1.4.3.6 Ultrasonication
Implosion of cavity bubbles in sonicated water containing dissolved gases results in formation of hydrogen and hydroxyl radicals by fragmentation of water molecules.
These radicals in turn combine and generate other oxidative species such as peroxy and super oxide radicals (•OH) as well as hydrogen peroxide; the quantities of each depend on the ambient conditions and the operating parameters. Such •OH radicals are used for the degradation of the organic compounds (Kidak and Ince, 2006).

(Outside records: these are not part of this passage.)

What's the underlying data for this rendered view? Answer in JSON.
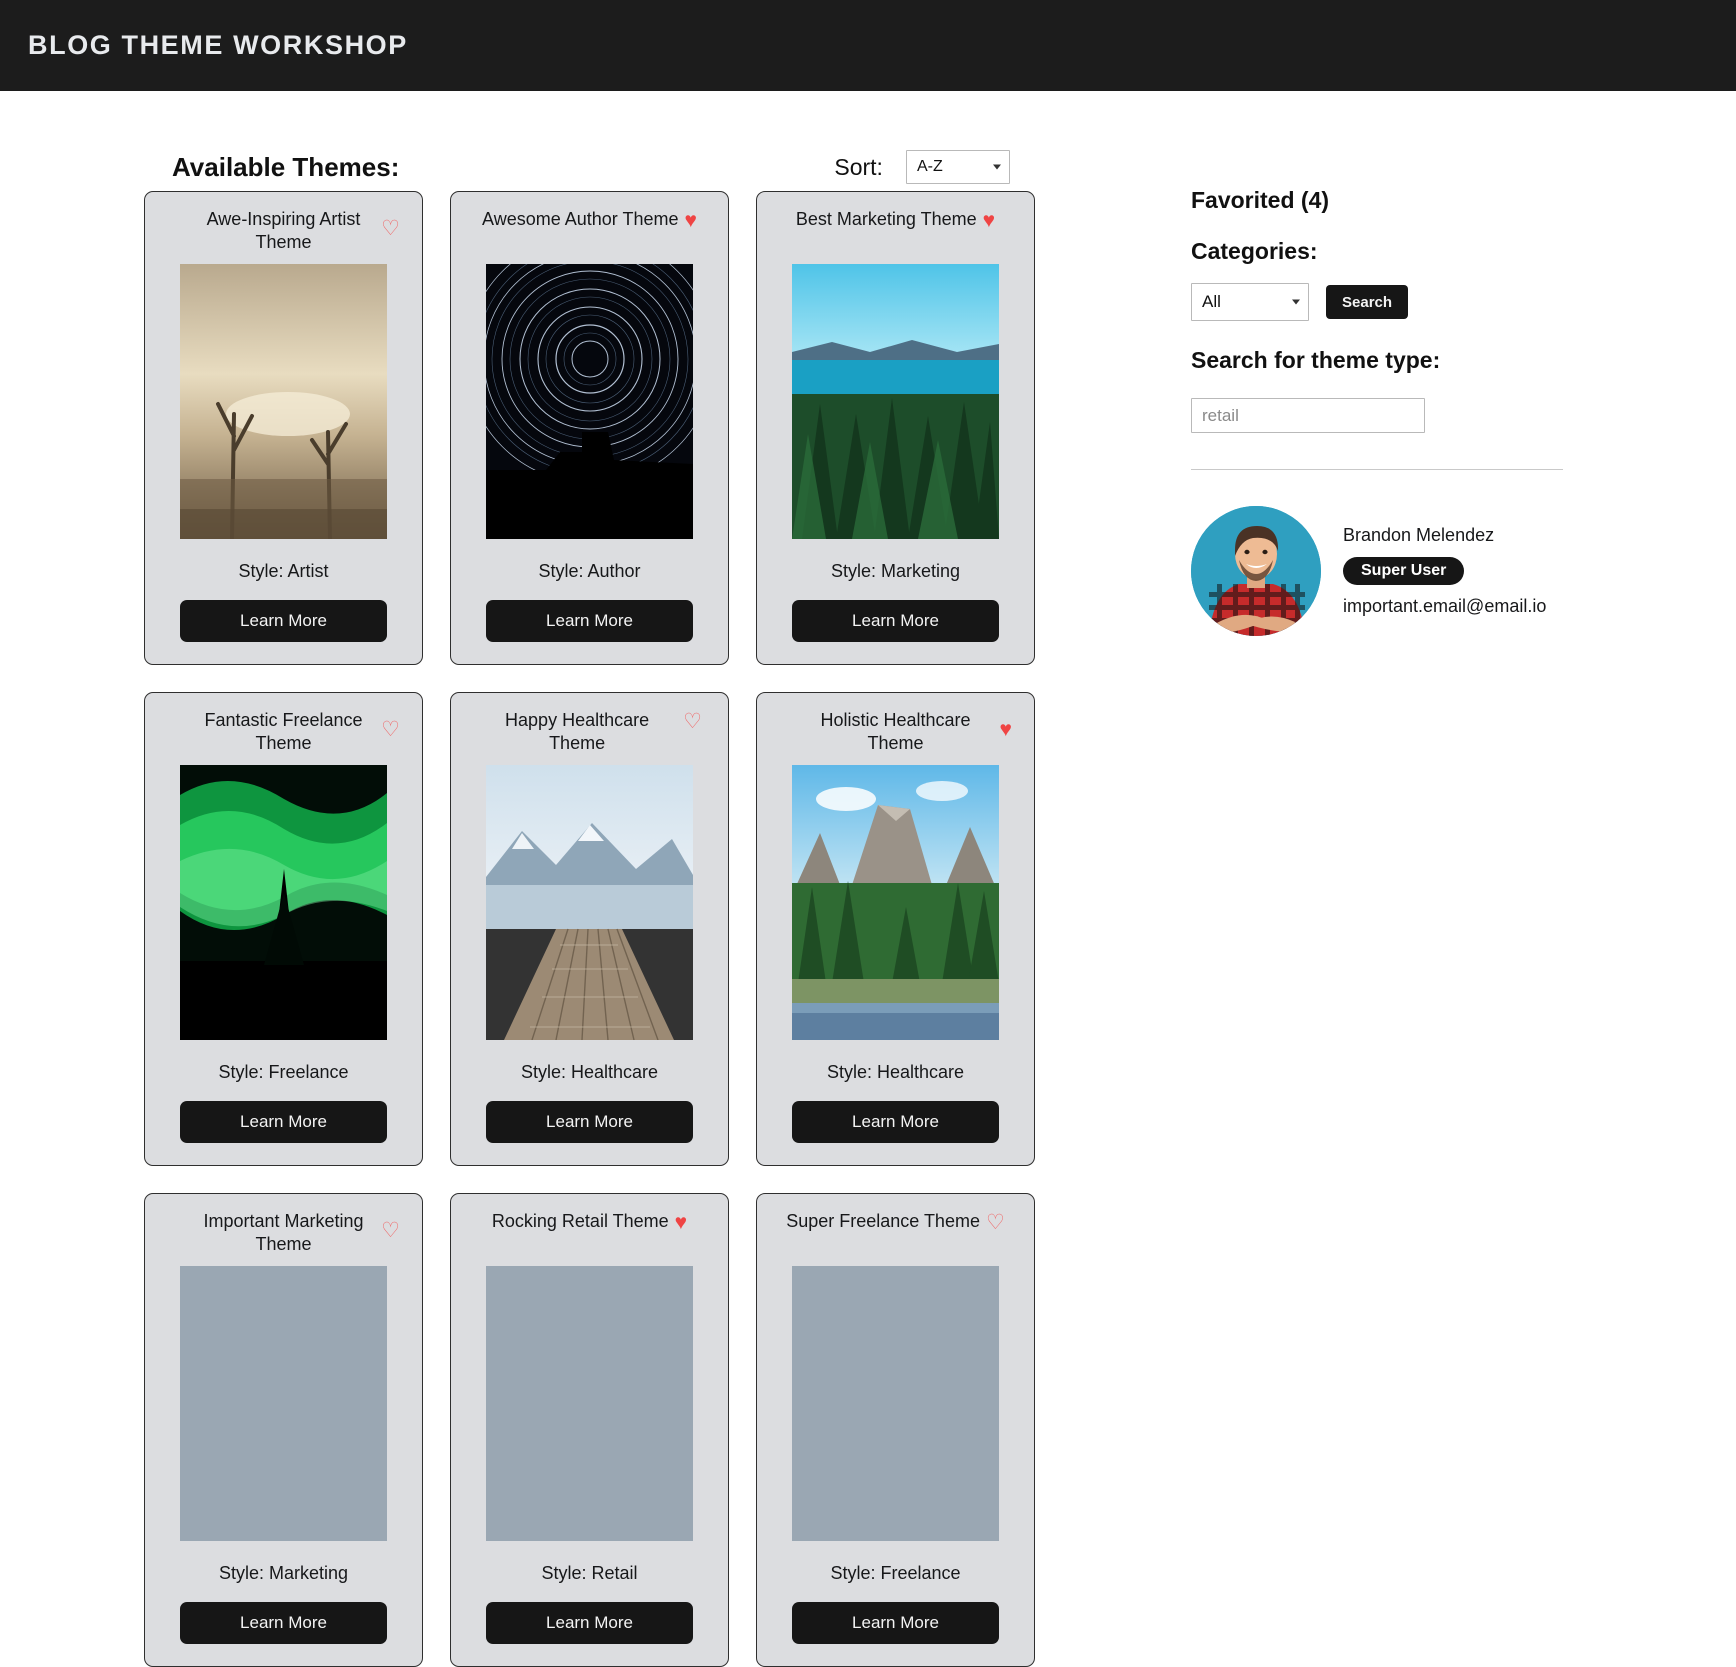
{
  "header": {
    "title": "Blog Theme Workshop"
  },
  "main": {
    "section_title": "Available Themes:",
    "sort_label": "Sort:",
    "sort_value": "A-Z",
    "learn_more_label": "Learn More",
    "cards": [
      {
        "title": "Awe-Inspiring Artist Theme",
        "style": "Style: Artist",
        "favorited": false,
        "img": "dead-trees-sepia-desert"
      },
      {
        "title": "Awesome Author Theme",
        "style": "Style: Author",
        "favorited": true,
        "img": "night-star-trails"
      },
      {
        "title": "Best Marketing Theme",
        "style": "Style: Marketing",
        "favorited": true,
        "img": "lake-forest-blue"
      },
      {
        "title": "Fantastic Freelance Theme",
        "style": "Style: Freelance",
        "favorited": false,
        "img": "green-aurora-tree"
      },
      {
        "title": "Happy Healthcare Theme",
        "style": "Style: Healthcare",
        "favorited": false,
        "img": "wooden-dock-mountain-lake"
      },
      {
        "title": "Holistic Healthcare Theme",
        "style": "Style: Healthcare",
        "favorited": true,
        "img": "yosemite-valley-cliffs"
      },
      {
        "title": "Important Marketing Theme",
        "style": "Style: Marketing",
        "favorited": false,
        "img": "marketing-placeholder"
      },
      {
        "title": "Rocking Retail Theme",
        "style": "Style: Retail",
        "favorited": true,
        "img": "retail-placeholder"
      },
      {
        "title": "Super Freelance Theme",
        "style": "Style: Freelance",
        "favorited": false,
        "img": "freelance-placeholder"
      }
    ]
  },
  "sidebar": {
    "favorited_label": "Favorited (4)",
    "categories_label": "Categories:",
    "category_value": "All",
    "search_button": "Search",
    "theme_type_label": "Search for theme type:",
    "theme_type_placeholder": "retail",
    "profile": {
      "name": "Brandon Melendez",
      "badge": "Super User",
      "email": "important.email@email.io"
    }
  },
  "icons": {
    "heart_filled": "♥",
    "heart_outline": "♡"
  }
}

1.4.3.7 Solar Photocatalytic Oxidation
It is based on the use of UV light and a semiconductor. Many catalysts have been tested, although titanium dioxide (TiO2) in the anatase form seems to possess the most
interesting features, such as high stability, good performance and low cost (Fox and Dulay, 1993; Legrini et al., 1993; Hoffmann et al., 1995; Bahnemann., 2004). TiO2
has become the most studied and used photocatalyst, because it is easily available, chemically robust and durable. It can be used to degrade, via photocatalysis, a wide range of organic compounds (Leyva et al., 1998; Robert and Malato, 2002; Hincapié et al., 2005; Herrmann et al., 2007). Photocatalytic degradation of phenolic compounds by employing Degussa P-25® in presence of sunlight has been successfully studied by many researchers (Minero et al., 1994).
1.4.3.8 Biodegradation
The process of biodegradation of exploits the ability of microorganisms (such as bacteria, fungi and algae) to convert the phenolic compounds to water, carbon oxide and biomass under aerobic or anaerobic condition. Phenol and cresol can be degraded either aerobically or anaerobically depending upon the specific growth conditions of the microorganisms. Pseudomonas putida bacteria and other members of Pseudomonas genus are the most widely investigated bacteria with higher removal efficiency of phenolic compounds (Naas et al., 2009).